A mídia independente sem fins lucrativos ao redor do mundo de repente se vê no centro de uma tempestade perfeita de pelo menos quatro novas ameaças existenciais.

A suspensão repentina do financiamento de assistência estrangeira da USAID pelo governo Trump dos EUA congelou cerca de US$ 268 milhões em subsídios acordados para a mídia independente e o livre fluxo de informações em mais de 30 países, incluindo vários sob regimes repressivos — e muito mais perdido para o futuro — jogando grande parte do sector de vigilância sem fins lucrativos em crise e potencialmente deixando vários repórteres, contratados e projetos de responsabilização sem pagamento nas próximas semanas. Isso se soma aos cortes devastadores nos programas humanitários e de saúde pública da agência em todo o mundo. Apesar da confusão contínua e de muitos desafios legais, vários beneficiários de mídia e especialistas disseram à GIJN que consideram esse importante financiamento como morto.

Algumas das ameaças imediatas mais graves estão sendo enfrentadas por veículos de comunicação exilados e pela mídia independente em lugares como Ucrânia, Camarões e em toda a América Central.

Por exemplo, a Slidstvo.info da Ucrânia , uma premiada agência investigativa independente, perdeu 80% de seu financiamento em um único dia em janeiro, já que seus dois respeitados financiadores intermediários confessaram seu próprio choque e, relutantemente, mas firmemente, alertaram a organização para interromper imediatamente as operações com o dinheiro da USAID que eles desembolsam — incluindo qualquer uso de dinheiro de subsídios já na conta do veículo.

“É um pesadelo para nós”, diz Anna Babinets, diretora e editora-chefe do Slidstvo. “O financiamento estava em andamento até meados do ano que vem, e parou em apenas um dia.” Ela revelou que o canal, no entanto, continuaria a produzir investigações atuais nas próximas semanas — incluindo uma grande exposição de crimes de guerra e uma reportagem sobre corrupção imobiliária — e usaria economias modestas para cobrir custos essenciais pelos próximos dois meses, enquanto buscava financiamento alternativo de emergência diariamente e cortava todos os custos de viagem de repórteres, exceto para reportagens de guerra na linha de frente.
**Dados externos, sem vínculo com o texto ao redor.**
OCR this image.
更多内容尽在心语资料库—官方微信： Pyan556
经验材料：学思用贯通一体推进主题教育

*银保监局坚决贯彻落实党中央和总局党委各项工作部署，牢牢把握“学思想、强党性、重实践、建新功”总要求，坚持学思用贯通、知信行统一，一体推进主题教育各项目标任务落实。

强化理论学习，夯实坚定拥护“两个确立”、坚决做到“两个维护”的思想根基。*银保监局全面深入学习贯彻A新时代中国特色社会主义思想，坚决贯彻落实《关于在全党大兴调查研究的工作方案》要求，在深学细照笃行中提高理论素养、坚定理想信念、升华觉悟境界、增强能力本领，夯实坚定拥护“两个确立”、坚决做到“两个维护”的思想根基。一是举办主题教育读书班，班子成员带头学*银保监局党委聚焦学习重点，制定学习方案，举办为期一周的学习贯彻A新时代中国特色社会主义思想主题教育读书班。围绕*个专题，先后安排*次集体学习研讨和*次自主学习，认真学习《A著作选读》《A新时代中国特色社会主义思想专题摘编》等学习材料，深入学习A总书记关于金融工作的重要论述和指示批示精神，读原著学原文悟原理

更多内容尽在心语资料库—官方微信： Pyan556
O Projeto Independente de Reportagem sobre Crime Organizado e Corrupção (OCCRP) foi forçado a perder os serviços de 43 valiosos repórteres e funcionários, de acordo com seu cofundador, Drew Sullivan, após perder 29% de seu financiamento total devido ao congelamento da USAID. “Estamos determinados a permanecer na luta e continuar reportando sobre o crime organizado e os corruptos que o permitem e se beneficiam dele. Mas está ficando mais difícil e precisamos de ajuda”, escreveu Sullivan no LinkedIn .

A natureza abrupta do fechamento do financiamento também colocou a segurança dos repórteres em risco. “Isso aconteceu sem nenhum aviso, então pessoas trabalhando em ambientes difíceis como o Equador — pessoas com equipes e famílias, que estão arriscando suas vidas para descobrir lavagem de dinheiro, tráfico de pessoas, exportações ilegais — de repente não têm financiamento”, explica Maria Teresa Ronderos , cofundadora do Centro Latino-Americano de Jornalismo Investigativo (El CLIP).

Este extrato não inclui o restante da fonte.